Hoy estamos asistiendo a un nuevo episodio de concesión de mercedes. De nuevo, es el pago por llegar y mantenerse en el poder. De nuevo, supone un ataque al bien común
The post Las mercedes enriqueñas first appeared on Hércules.  Hay lugares que transmiten una profunda paz y serenidad, a los que conviene retirarse de vez en cuando para hallar el sosiego que nos repare de nuestra excesivamente ruidosa y vertiginosa existencia. Uno de ellos es el monasterio de Santa María del Paular, en la Sierra Norte de Madrid, un verdadero locus amoenus en pleno valle del Lozoya. Un lugar cargado de historia, de arte y de belleza, al que me gusta retirarme de vez en cuando para restañar las heridas que la vorágine cotidiana va infligiendo en el alma, buscando calma para poder adentrarme en el hondón de mi ser, siguiendo el viejo consejo de Agustín de Hipona de buscar el hombre interior. Son para mí unos días de soledad sonora que renuevan el espíritu y colman de energía el corazón.
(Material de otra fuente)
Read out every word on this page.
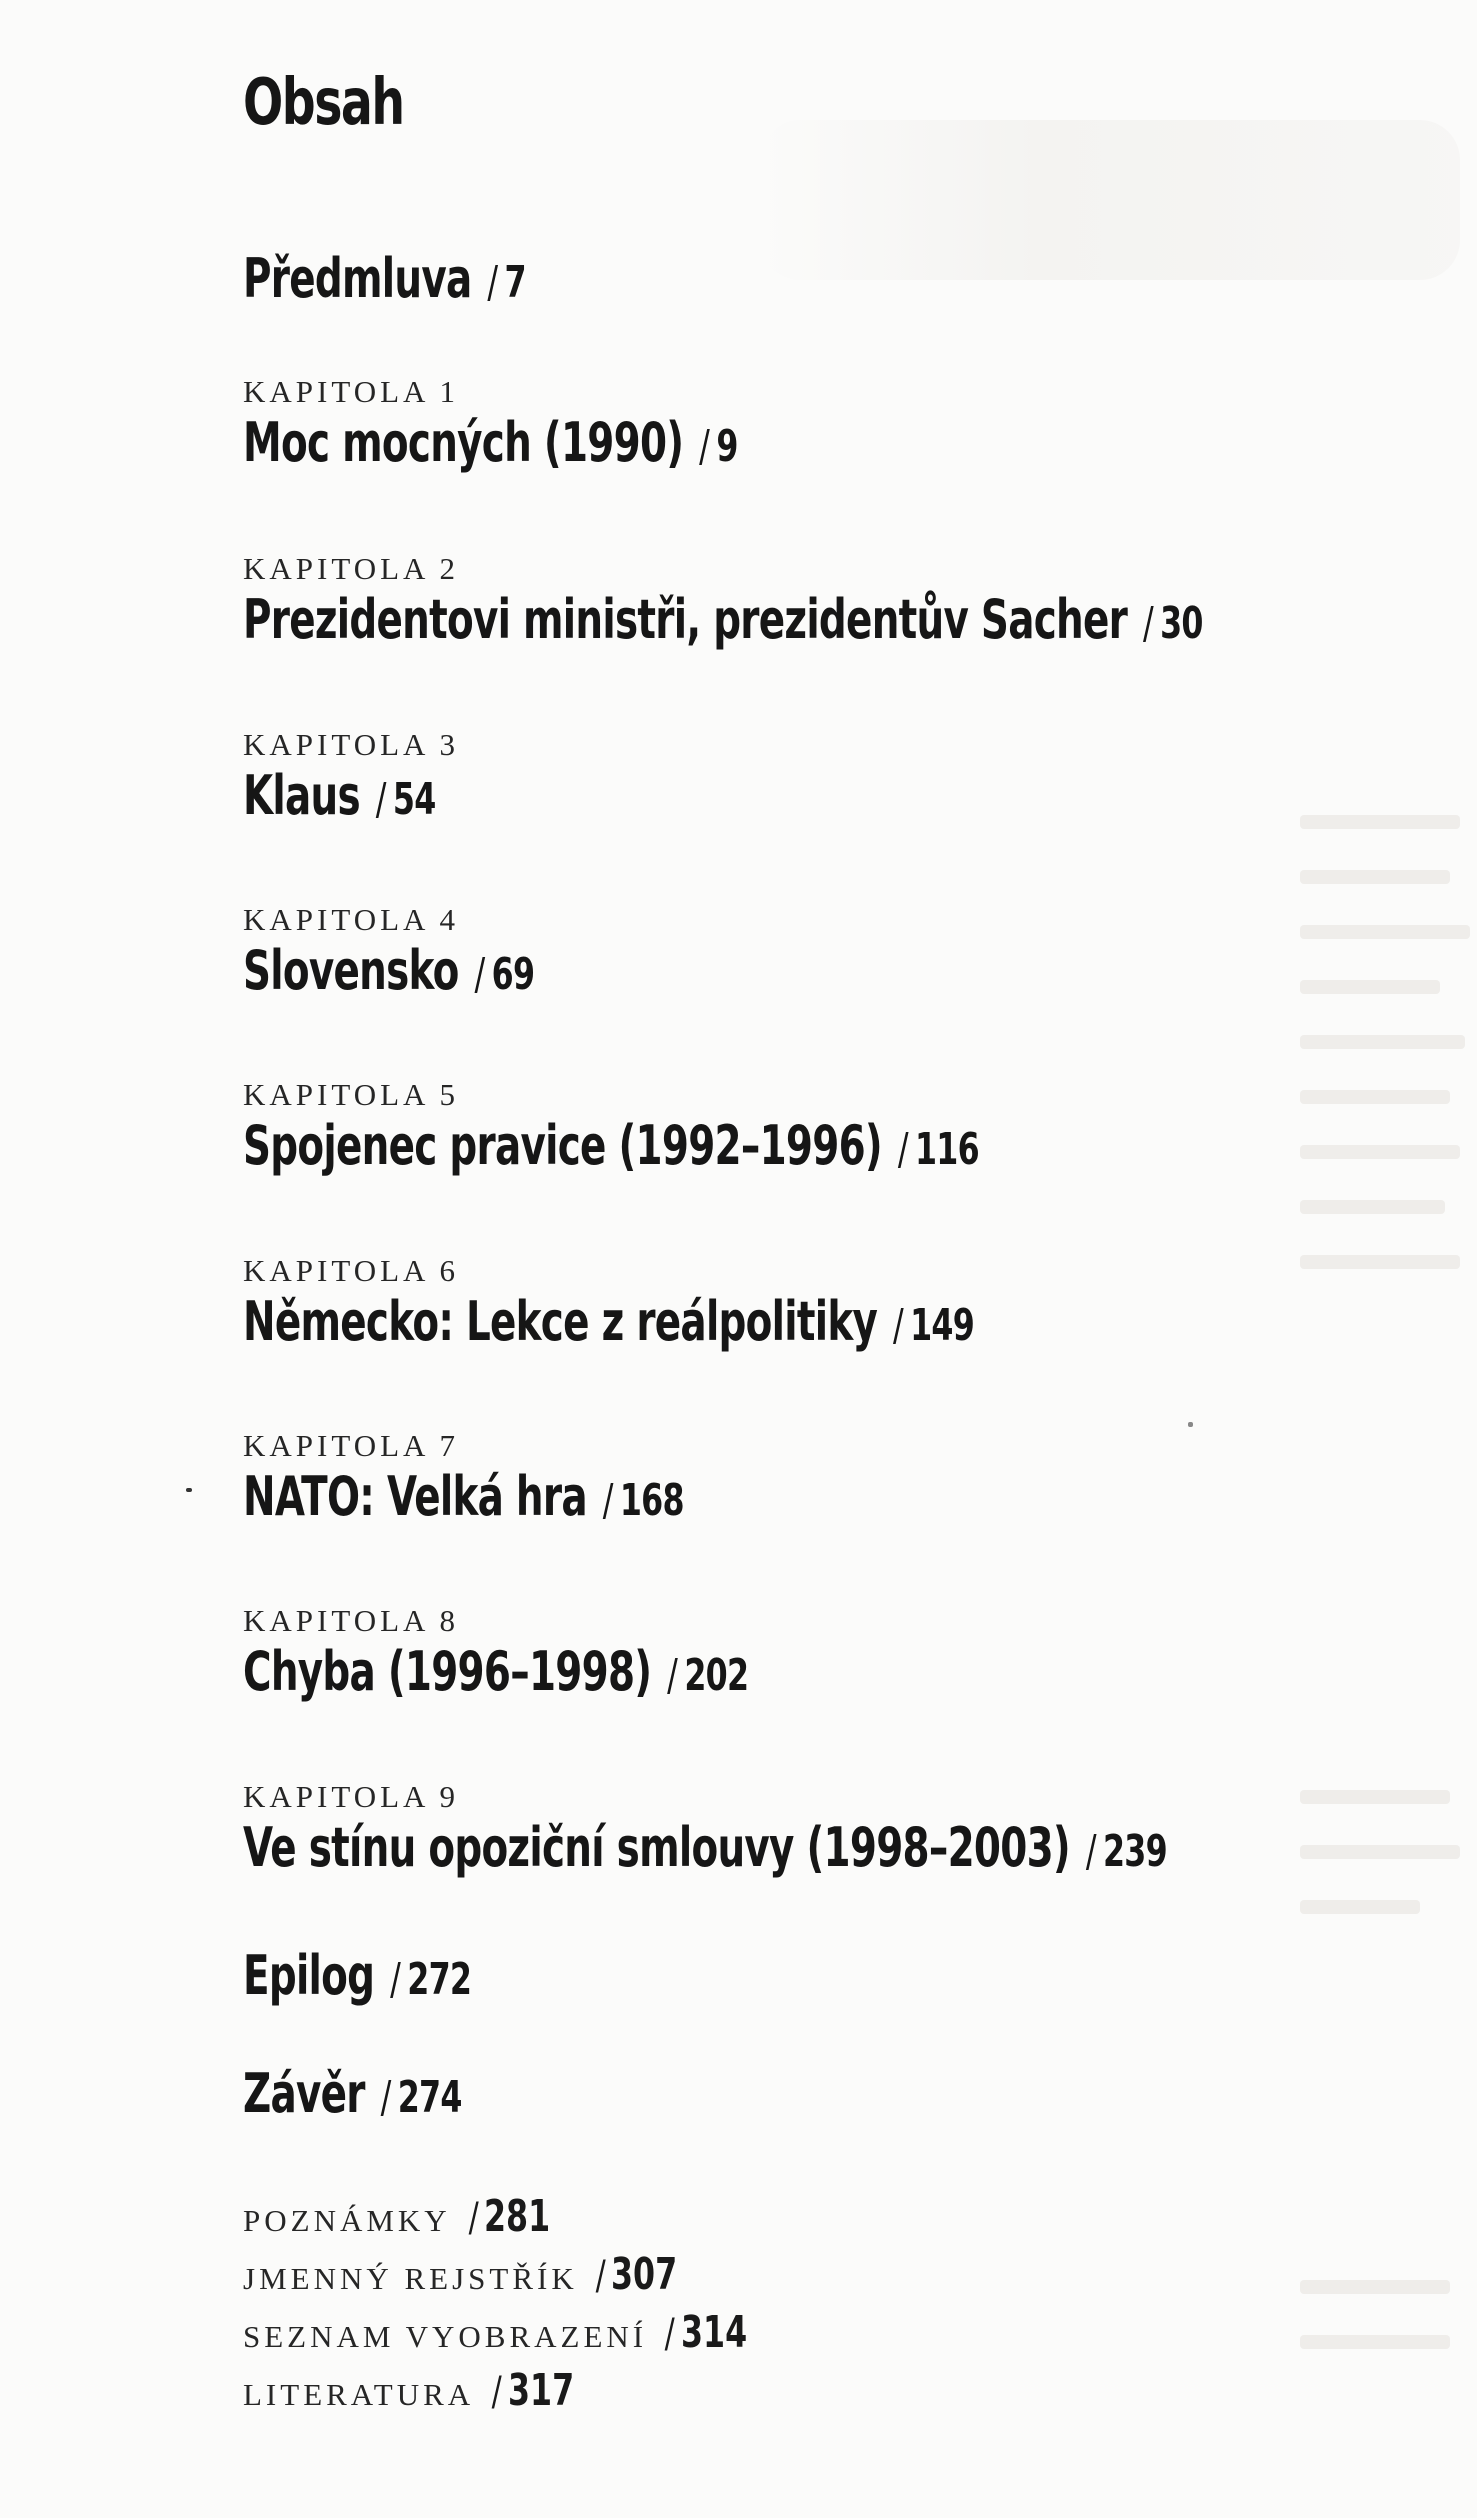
Obsah
Předmluva / 7
KAPITOLA 1
Moc mocných (1990) / 9
KAPITOLA 2
Prezidentovi ministři, prezidentův Sacher / 30
KAPITOLA 3
Klaus / 54
KAPITOLA 4
Slovensko / 69
KAPITOLA 5
Spojenec pravice (1992–1996) / 116
KAPITOLA 6
Německo: Lekce z reálpolitiky / 149
KAPITOLA 7
NATO: Velká hra / 168
KAPITOLA 8
Chyba (1996–1998) / 202
KAPITOLA 9
Ve stínu opoziční smlouvy (1998–2003) / 239
Epilog / 272
Závěr / 274
POZNÁMKY / 281
JMENNÝ REJSTŘÍK / 307
SEZNAM VYOBRAZENÍ / 314
LITERATURA / 317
Escribo estas líneas desde esta quietud, sólo alterada por el piar de las aves, el crotoreo de las cigüeñas y la solemne hermosura de la salmodia de los monjes. Hoy son benedictinos, pero originalmente el monasterio fue encomendado a los monjes cartujos, como nos recuerda la espléndida serie pictórica de Vicente Carducho que decora el maravilloso y original claustro gótico, lleno de filigranas en piedra, obra de Juan Guas. Se trató de la primera cartuja de Castilla, fundada en 1390 por el rey Juan I, cumpliendo el deseo de su padre Enrique II, el primer monarca de la casa de Trastámara. Un rey cuya figura y obra pueden servirnos, en la mejor tradición de la historia como magistra vitae, en el momento presente.
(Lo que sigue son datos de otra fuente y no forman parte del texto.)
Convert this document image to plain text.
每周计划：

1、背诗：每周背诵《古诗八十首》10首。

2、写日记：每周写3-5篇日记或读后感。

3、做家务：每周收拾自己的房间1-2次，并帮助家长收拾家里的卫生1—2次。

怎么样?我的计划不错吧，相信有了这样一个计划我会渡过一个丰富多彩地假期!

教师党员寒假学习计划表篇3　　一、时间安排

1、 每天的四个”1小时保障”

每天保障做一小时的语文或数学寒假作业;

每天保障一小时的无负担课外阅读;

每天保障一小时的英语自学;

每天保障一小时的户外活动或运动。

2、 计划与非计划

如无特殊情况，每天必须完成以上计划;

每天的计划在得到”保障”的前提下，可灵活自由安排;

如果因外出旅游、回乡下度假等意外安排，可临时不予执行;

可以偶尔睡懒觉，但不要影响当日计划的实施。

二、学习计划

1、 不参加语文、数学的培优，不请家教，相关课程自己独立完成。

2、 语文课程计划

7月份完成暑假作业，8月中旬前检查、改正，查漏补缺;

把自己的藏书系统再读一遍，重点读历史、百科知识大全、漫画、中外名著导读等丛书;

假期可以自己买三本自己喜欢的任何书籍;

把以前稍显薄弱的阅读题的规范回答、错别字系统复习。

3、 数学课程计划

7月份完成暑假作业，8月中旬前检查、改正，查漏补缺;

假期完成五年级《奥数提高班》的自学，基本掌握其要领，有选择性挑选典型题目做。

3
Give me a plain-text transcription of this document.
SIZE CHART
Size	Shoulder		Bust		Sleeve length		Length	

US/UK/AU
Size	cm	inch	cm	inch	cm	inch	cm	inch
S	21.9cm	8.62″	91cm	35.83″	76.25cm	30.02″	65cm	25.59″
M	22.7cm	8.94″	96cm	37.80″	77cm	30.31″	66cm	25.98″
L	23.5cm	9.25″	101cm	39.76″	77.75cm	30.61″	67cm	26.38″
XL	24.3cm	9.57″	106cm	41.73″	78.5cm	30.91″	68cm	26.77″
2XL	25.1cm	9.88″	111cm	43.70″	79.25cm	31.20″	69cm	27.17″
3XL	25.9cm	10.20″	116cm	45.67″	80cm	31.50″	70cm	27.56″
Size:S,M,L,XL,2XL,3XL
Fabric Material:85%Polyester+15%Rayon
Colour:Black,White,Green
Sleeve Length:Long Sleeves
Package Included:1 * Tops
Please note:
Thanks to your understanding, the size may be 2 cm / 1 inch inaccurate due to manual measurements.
Porque Enrique de Trastámara no estaba llamado a reinar, pues aunque era hijo de Alfonso XI de Castilla, había nacido fuera del matrimonio real, de los amores del monarca castellano con la noble Leonor de Guzmán. Era, por tanto, un bastardo, uno de los numerosos que tuvo su padre. Pero la situación de crisis que afectó al reinado de su hermanastro Pedro I –“el Cruel”, para unos; “el Justiciero”, para otros- le llevó a enfrentarse, en una dura guerra que duró entre 1366 y 1369, con el rey, al que acabó venciendo y asesinando, considerándolo deslegitimado por el abuso del poder, tal y como señalaba Pedro López de Ayala en su obra Rimado de Palacio: “El que bien a su pueblo gobierna e defiende éste es rey verdadero, tírese el otro dende”, una frase que nos recuerda aquel “Rex eris si recte facias, si non facias non eris” de san Isidoro de Sevilla. El caso es que, tal y como narra la leyenda, con la ayuda de Bertrand Duguesclin (“Ni quito ni pongo rey, pero ayudo a mi señor”), acabó con la vida de su hermano y se proclamó rey de Castilla.
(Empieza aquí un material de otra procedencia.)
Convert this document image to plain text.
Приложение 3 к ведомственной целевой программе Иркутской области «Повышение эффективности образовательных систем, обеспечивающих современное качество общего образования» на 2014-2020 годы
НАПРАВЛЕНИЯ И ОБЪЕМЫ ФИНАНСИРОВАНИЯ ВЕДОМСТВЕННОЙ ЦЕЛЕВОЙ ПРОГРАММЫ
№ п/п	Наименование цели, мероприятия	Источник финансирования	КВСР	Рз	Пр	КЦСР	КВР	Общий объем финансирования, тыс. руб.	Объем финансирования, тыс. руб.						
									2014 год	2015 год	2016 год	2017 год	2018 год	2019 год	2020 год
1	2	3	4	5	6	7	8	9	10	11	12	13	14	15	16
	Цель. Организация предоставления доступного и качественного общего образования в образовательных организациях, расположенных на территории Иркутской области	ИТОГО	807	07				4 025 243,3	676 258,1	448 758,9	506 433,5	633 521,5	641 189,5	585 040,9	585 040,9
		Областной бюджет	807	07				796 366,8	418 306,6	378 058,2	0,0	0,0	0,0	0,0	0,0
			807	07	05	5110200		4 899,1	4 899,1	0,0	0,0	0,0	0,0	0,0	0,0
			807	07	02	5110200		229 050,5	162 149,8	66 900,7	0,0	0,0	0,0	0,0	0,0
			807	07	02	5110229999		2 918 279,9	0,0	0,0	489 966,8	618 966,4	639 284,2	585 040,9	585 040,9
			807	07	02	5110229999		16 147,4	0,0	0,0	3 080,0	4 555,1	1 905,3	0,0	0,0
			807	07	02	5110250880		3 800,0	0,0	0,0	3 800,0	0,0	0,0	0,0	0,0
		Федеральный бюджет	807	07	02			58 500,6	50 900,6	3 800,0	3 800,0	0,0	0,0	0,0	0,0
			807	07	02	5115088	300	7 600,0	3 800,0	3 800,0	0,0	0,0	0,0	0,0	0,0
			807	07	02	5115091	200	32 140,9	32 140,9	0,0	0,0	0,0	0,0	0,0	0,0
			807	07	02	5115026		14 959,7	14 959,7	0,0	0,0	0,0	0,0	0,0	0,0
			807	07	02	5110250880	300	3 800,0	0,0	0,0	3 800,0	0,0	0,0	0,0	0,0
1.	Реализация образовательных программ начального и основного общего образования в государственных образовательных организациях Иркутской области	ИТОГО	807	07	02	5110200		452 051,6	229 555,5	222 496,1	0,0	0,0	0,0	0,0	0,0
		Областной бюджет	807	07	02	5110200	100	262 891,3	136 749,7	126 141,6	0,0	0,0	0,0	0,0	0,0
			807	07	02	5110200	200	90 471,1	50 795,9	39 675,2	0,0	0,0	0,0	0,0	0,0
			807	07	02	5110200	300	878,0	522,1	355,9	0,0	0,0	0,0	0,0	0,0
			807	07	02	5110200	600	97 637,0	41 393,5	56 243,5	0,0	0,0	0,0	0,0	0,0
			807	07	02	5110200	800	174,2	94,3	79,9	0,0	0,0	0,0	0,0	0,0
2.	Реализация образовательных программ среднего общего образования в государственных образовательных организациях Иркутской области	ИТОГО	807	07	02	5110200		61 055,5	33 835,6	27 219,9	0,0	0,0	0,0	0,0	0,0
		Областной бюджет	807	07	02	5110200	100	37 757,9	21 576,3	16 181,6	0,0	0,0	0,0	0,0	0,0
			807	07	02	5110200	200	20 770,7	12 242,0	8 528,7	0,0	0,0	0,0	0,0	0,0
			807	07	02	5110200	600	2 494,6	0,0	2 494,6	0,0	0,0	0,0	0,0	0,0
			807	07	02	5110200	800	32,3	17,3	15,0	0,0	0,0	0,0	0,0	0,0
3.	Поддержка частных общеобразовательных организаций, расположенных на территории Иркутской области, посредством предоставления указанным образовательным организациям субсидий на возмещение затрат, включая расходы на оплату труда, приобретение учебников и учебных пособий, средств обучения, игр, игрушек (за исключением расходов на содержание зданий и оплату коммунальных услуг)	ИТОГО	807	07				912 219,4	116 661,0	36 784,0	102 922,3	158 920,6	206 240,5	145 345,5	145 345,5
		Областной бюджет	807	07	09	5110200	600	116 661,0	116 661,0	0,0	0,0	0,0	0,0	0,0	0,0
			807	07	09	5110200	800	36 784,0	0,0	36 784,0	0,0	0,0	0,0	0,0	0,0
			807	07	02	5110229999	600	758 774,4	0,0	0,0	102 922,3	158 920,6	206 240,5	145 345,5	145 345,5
Pero para poder afianzarse en el poder, Enrique II hubo de hacer numerosas concesiones a la nobleza, las llamadas “mercedes enriqueñas”. El monarca otorgó a los grandes magnates que le habían apoyado, y en los que debía sostenerse dado lo dudoso e ilegítimo de su ascenso al trono, grandes beneficios, lo que le valió el apelativo de “el de las mercedes”, lo que supuso, a partir de 1369, de una auténtica marea señorializadora de Castilla, que, a la larga, acabarían debilitando el poder real. Frente a la política de robustecimiento del poder monárquico de Pedro I, las mercedes del rey Enrique constituyeron una brecha que acabaría hundiendo la autoridad regia. Es cierto que no fue sólo el primer Trastámara quien tuvo esta política respecto a los señores castellanos, pues fue continuada por sus sucesores, pero sin ese primer momento no se habría llegado a la situación posterior, que culminaría durante los reinados de Juan II y sobre todo de Enrique IV, con quien el poder real conocería su momento más bajo, con una total falta de prestigio que se expresaría en la llamada “farsa de Ávila”, con la deposición en efigie del rey. Y es que, en la historia, los procesos son siempre a largo plazo y lo que se hace hoy suele manifestar sus consecuencias a largo plazo.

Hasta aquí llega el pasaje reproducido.